Irvin stares down Coors and thrives in the thin air

DENVER – Jake Irvin had never pitched at Coors Field before. The Nationals’ trip here last season came right in between the right-hander’s major league debut in D.C. and his second start in San Francisco, so he had no personal experience to go off as he prepared for Sunday’s outing against the Rockies.

So Irvin sought out a teammate with loads of experience pitching at high altitude: Patrick Corbin, who has made 13 career starts here. (All three as a member of the Nationals were quality starts, to boot.)

As he stood at his locker following a dominant performance late Sunday afternoon, Irvin noted the words of wisdom he received from Corbin.

“Obviously the elements are a little different than any of the other parks we play in,” he said. “I’ve got to give a lot of credit to Pat, because coming in here I asked him – he had pitched in Arizona for a while, so he played here a lot. He said you can’t really be intimidated by the ballpark and the conditions. Just pitch your game. That advice really helped.”

Irvin certainly stuck to his usual gameplan, relying primarily on fastballs and curveballs. And he executed that plan brilliantly, striking out 10 over six innings of one-run ball to keep the game close before the Nats rallied to win 2-1 in the ninth.

The 27-year-old became the first Nationals pitcher to strike out 10 batters in a game at Coors Field in the two decades since the club has made annual trips here. Max Scherzer never did it. Neither did Stephen Strasburg, Jordan Zimmermann, Gio Gonzalez or anyone else who has worn a navy blue curly W cap in this ballpark.

“Ten strikeouts here?” closer Kyle Finnegan said. “That was as good as it gets.”

Countless visiting pitchers have come to Colorado over the years and complained about the lack of break on their breaking balls and the lack of sharpness on their fastballs. Irvin, though, experienced none of that, as far as he could tell.

His velocity was down about 1 mph on both his fastball and his curveball, but his spin rate remained the same. And most importantly, his command was excellent: He threw 20 of his 30 four-seam fastballs for strikes, and 31 of his 44 curveballs.

“It felt normal,” the right-hander said. “It’s good that we don’t see the metrics or anything like that (as the game is going on), so I couldn’t tell. I was just trying to throw it to a good location, and it felt very similar.”

Irvin’s lone mistake came in the bottom of the second when he served up a towering, 462-foot homer to Michael Toglia. Even that pitch, though – a 2-2 cutter down and in – was where he intended it to be.

“Not a pitch I normally throw down,” he said. “But I know he’s more of a high-ball hitter. Credit to him. He got the barrel to it and hit the crap out of it.”

Irvin responded to the homer by retiring 14 of the last 15 batters he faced.
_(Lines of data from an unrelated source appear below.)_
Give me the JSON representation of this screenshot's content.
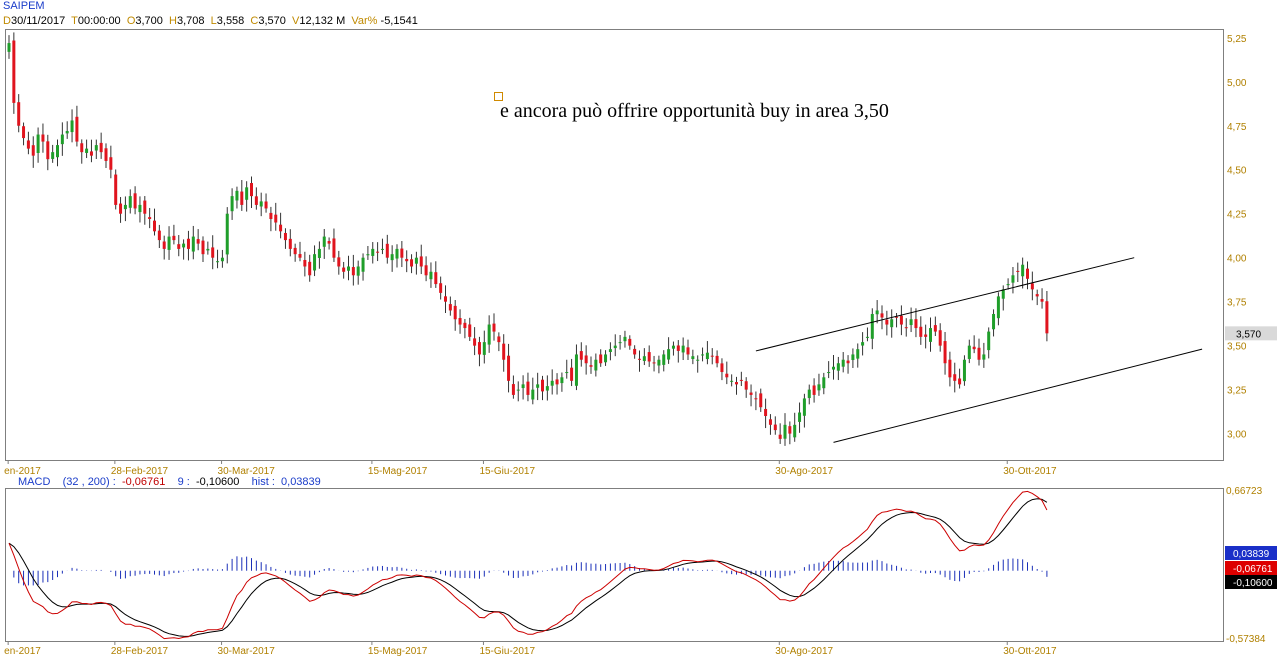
{
  "header": {
    "symbol": "SAIPEM",
    "d_label": "D",
    "date": "30/11/2017",
    "t_label": "T",
    "time": "00:00:00",
    "o_label": "O",
    "open": "3,700",
    "h_label": "H",
    "high": "3,708",
    "l_label": "L",
    "low": "3,558",
    "c_label": "C",
    "close": "3,570",
    "v_label": "V",
    "volume": "12,132 M",
    "var_label": "Var%",
    "var": "-5,1541"
  },
  "annotation": {
    "text": "e ancora può offrire opportunità buy in area 3,50"
  },
  "macd_header": {
    "name": "MACD",
    "params": "(32 , 200) :",
    "macd_value": "-0,06761",
    "signal_label": "9 :",
    "signal_value": "-0,10600",
    "hist_label": "hist :",
    "hist_value": "0,03839"
  },
  "chart_data": [
    {
      "type": "candlestick",
      "series_name": "SAIPEM",
      "ylim": [
        2.85,
        5.3
      ],
      "y_ticks": [
        "5,25",
        "5,00",
        "4,75",
        "4,50",
        "4,25",
        "4,00",
        "3,75",
        "3,50",
        "3,25",
        "3,00"
      ],
      "y_tick_values": [
        5.25,
        5.0,
        4.75,
        4.5,
        4.25,
        4.0,
        3.75,
        3.5,
        3.25,
        3.0
      ],
      "x_ticks": [
        "en-2017",
        "28-Feb-2017",
        "30-Mar-2017",
        "15-Mag-2017",
        "15-Giu-2017",
        "30-Ago-2017",
        "30-Ott-2017"
      ],
      "x_tick_index": [
        -1,
        21,
        43,
        74,
        97,
        158,
        205
      ],
      "last_price_label": "3,570",
      "last_price": 3.57,
      "closes": [
        5.22,
        4.88,
        4.75,
        4.68,
        4.62,
        4.58,
        4.7,
        4.66,
        4.56,
        4.6,
        4.64,
        4.7,
        4.72,
        4.78,
        4.66,
        4.6,
        4.62,
        4.58,
        4.64,
        4.6,
        4.55,
        4.5,
        4.3,
        4.25,
        4.3,
        4.35,
        4.28,
        4.3,
        4.25,
        4.22,
        4.15,
        4.1,
        4.05,
        4.12,
        4.1,
        4.05,
        4.08,
        4.05,
        4.12,
        4.08,
        4.02,
        4.05,
        4.0,
        3.98,
        4.0,
        4.25,
        4.35,
        4.38,
        4.3,
        4.4,
        4.35,
        4.3,
        4.32,
        4.28,
        4.22,
        4.2,
        4.15,
        4.1,
        4.05,
        4.02,
        4.0,
        3.95,
        3.9,
        4.02,
        4.05,
        4.12,
        4.08,
        4.0,
        3.95,
        3.92,
        3.95,
        3.9,
        3.95,
        4.0,
        4.02,
        4.05,
        4.03,
        4.05,
        4.0,
        4.02,
        4.05,
        4.0,
        3.98,
        3.95,
        4.0,
        3.95,
        3.9,
        3.92,
        3.85,
        3.8,
        3.75,
        3.7,
        3.65,
        3.62,
        3.6,
        3.55,
        3.5,
        3.45,
        3.52,
        3.62,
        3.58,
        3.52,
        3.42,
        3.3,
        3.22,
        3.25,
        3.28,
        3.22,
        3.25,
        3.28,
        3.24,
        3.27,
        3.3,
        3.28,
        3.32,
        3.35,
        3.3,
        3.45,
        3.42,
        3.4,
        3.38,
        3.42,
        3.4,
        3.45,
        3.48,
        3.5,
        3.52,
        3.55,
        3.5,
        3.45,
        3.42,
        3.44,
        3.41,
        3.4,
        3.42,
        3.45,
        3.48,
        3.5,
        3.47,
        3.5,
        3.45,
        3.44,
        3.42,
        3.45,
        3.46,
        3.44,
        3.4,
        3.35,
        3.32,
        3.3,
        3.28,
        3.3,
        3.25,
        3.22,
        3.2,
        3.15,
        3.1,
        3.05,
        3.02,
        2.97,
        3.05,
        3.0,
        3.05,
        3.12,
        3.2,
        3.25,
        3.22,
        3.28,
        3.32,
        3.35,
        3.38,
        3.4,
        3.42,
        3.4,
        3.45,
        3.48,
        3.52,
        3.55,
        3.68,
        3.7,
        3.66,
        3.62,
        3.65,
        3.66,
        3.62,
        3.6,
        3.65,
        3.6,
        3.55,
        3.55,
        3.6,
        3.58,
        3.5,
        3.4,
        3.32,
        3.3,
        3.28,
        3.42,
        3.5,
        3.48,
        3.42,
        3.45,
        3.58,
        3.68,
        3.78,
        3.82,
        3.85,
        3.9,
        3.92,
        3.96,
        3.88,
        3.82,
        3.78,
        3.75,
        3.57
      ]
    },
    {
      "type": "line",
      "series": [
        {
          "name": "MACD",
          "color": "#cc0000"
        },
        {
          "name": "Signal",
          "color": "#000000"
        },
        {
          "name": "hist",
          "color": "#1a2fb8"
        }
      ],
      "ylim": [
        -0.57384,
        0.66723
      ],
      "y_ticks": [
        "0,66723",
        "-0,57384"
      ],
      "last_labels": [
        "0,03839",
        "-0,06761",
        "-0,10600"
      ],
      "last_label_colors": [
        "#1a2fc8",
        "#dd0000",
        "#000000"
      ]
    }
  ]
}
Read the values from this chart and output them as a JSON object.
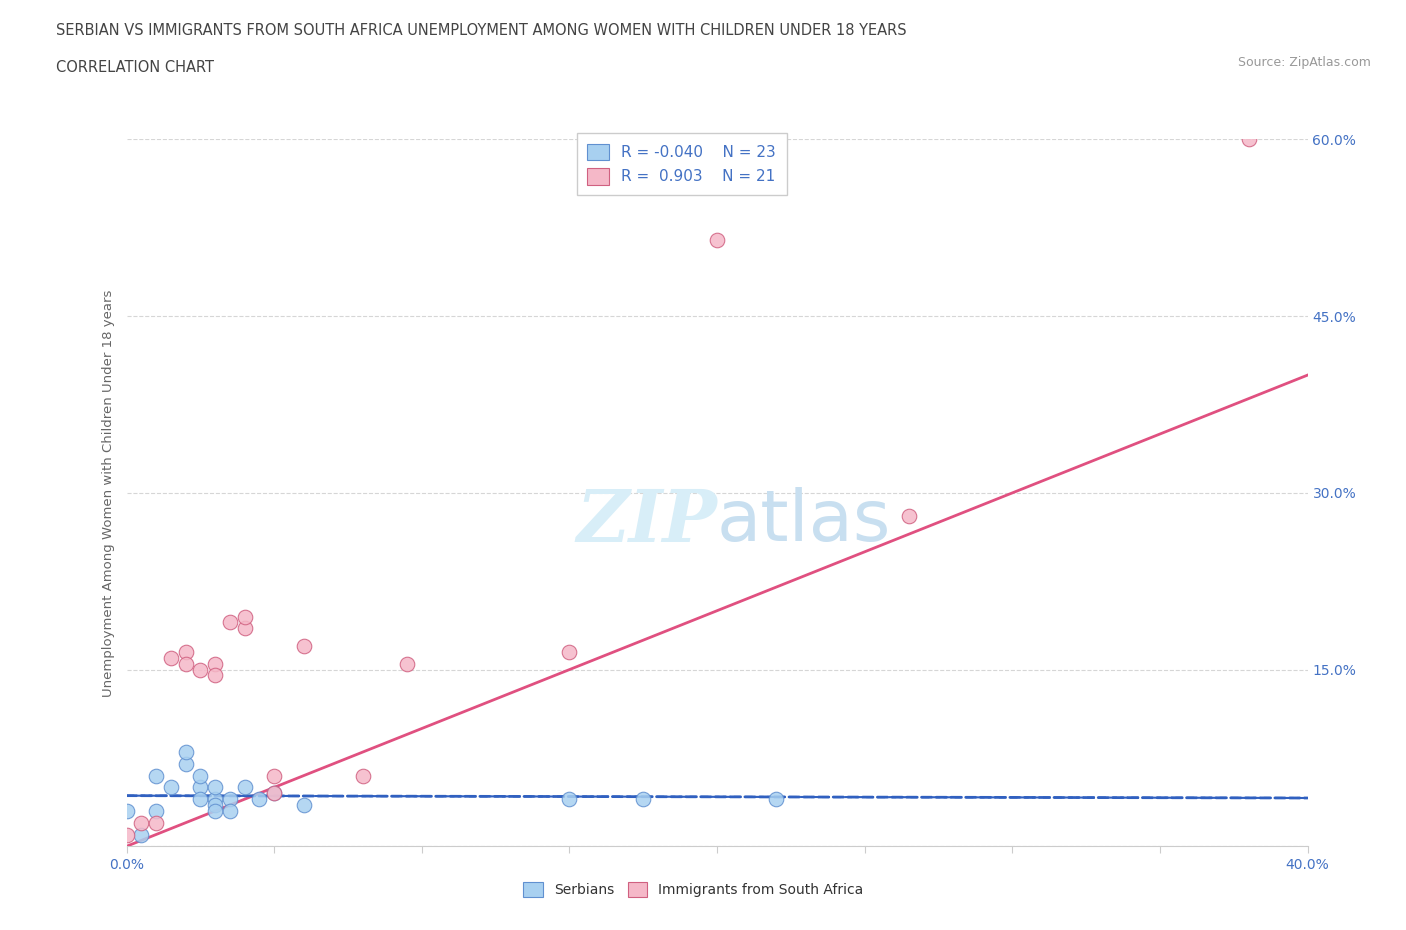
{
  "title_line1": "SERBIAN VS IMMIGRANTS FROM SOUTH AFRICA UNEMPLOYMENT AMONG WOMEN WITH CHILDREN UNDER 18 YEARS",
  "title_line2": "CORRELATION CHART",
  "source_text": "Source: ZipAtlas.com",
  "ylabel": "Unemployment Among Women with Children Under 18 years",
  "xlim": [
    0.0,
    0.4
  ],
  "ylim": [
    0.0,
    0.6
  ],
  "xticks": [
    0.0,
    0.05,
    0.1,
    0.15,
    0.2,
    0.25,
    0.3,
    0.35,
    0.4
  ],
  "ytick_positions": [
    0.0,
    0.15,
    0.3,
    0.45,
    0.6
  ],
  "ytick_labels": [
    "",
    "15.0%",
    "30.0%",
    "45.0%",
    "60.0%"
  ],
  "serbian_R": -0.04,
  "serbian_N": 23,
  "sa_R": 0.903,
  "sa_N": 21,
  "serbian_color": "#A8D0F0",
  "sa_color": "#F5B8C8",
  "serbian_line_color": "#3060C0",
  "sa_line_color": "#E05080",
  "legend_color_blue": "#A8D0F0",
  "legend_color_pink": "#F5B8C8",
  "watermark_color": "#D8EEF8",
  "serbian_x": [
    0.0,
    0.005,
    0.01,
    0.01,
    0.015,
    0.02,
    0.02,
    0.025,
    0.025,
    0.025,
    0.03,
    0.03,
    0.03,
    0.03,
    0.035,
    0.035,
    0.04,
    0.045,
    0.05,
    0.06,
    0.15,
    0.175,
    0.22
  ],
  "serbian_y": [
    0.03,
    0.01,
    0.06,
    0.03,
    0.05,
    0.07,
    0.08,
    0.05,
    0.06,
    0.04,
    0.04,
    0.035,
    0.05,
    0.03,
    0.04,
    0.03,
    0.05,
    0.04,
    0.045,
    0.035,
    0.04,
    0.04,
    0.04
  ],
  "sa_x": [
    0.0,
    0.005,
    0.01,
    0.015,
    0.02,
    0.02,
    0.025,
    0.03,
    0.03,
    0.035,
    0.04,
    0.04,
    0.05,
    0.05,
    0.06,
    0.08,
    0.095,
    0.15,
    0.2,
    0.265,
    0.38
  ],
  "sa_y": [
    0.01,
    0.02,
    0.02,
    0.16,
    0.165,
    0.155,
    0.15,
    0.155,
    0.145,
    0.19,
    0.185,
    0.195,
    0.045,
    0.06,
    0.17,
    0.06,
    0.155,
    0.165,
    0.515,
    0.28,
    0.6
  ]
}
He struck out seven of eight during one stretch from the fourth to the sixth innings. And he departed on a scorching, 94-degree afternoon having thrown 98 total pitches across six frames.

“Once he found that curveball,” manager Davey Martinez said, “I watched him and thought: ‘Man, this could get interesting.’”

The only downside? The Nationals trailed 1-0 at the time, managing only one infield single off Rockies left-hander Kyle Freeland, who in his first start off the 60-day injured list denied Irvin any shot at a win.

He’s plenty used to that by now, though. The Nats have scored two or fewer runs in 11 of his 16 starts this season, which explains his pedestrian 5-6 record despite a sparkling 3.13 ERA and 1.087 WHIP.

Irvin won’t complain about the lack of run support, provided the team keeps winning the way it has this month to climb into wild card contention as the season nears its midpoint.

“If I give us a chance to win, I know we’re always in it,” he said. “Credit to their guy, Freeland. He’s a good pitcher, and to come off the IL and do that is pretty special. But our approach never changed, and you could see with the guys in the dugout, they’re fighting. They believe in one another. I’ve got a lot of faith in them. I’m trying to keep us in it, and they do great things.”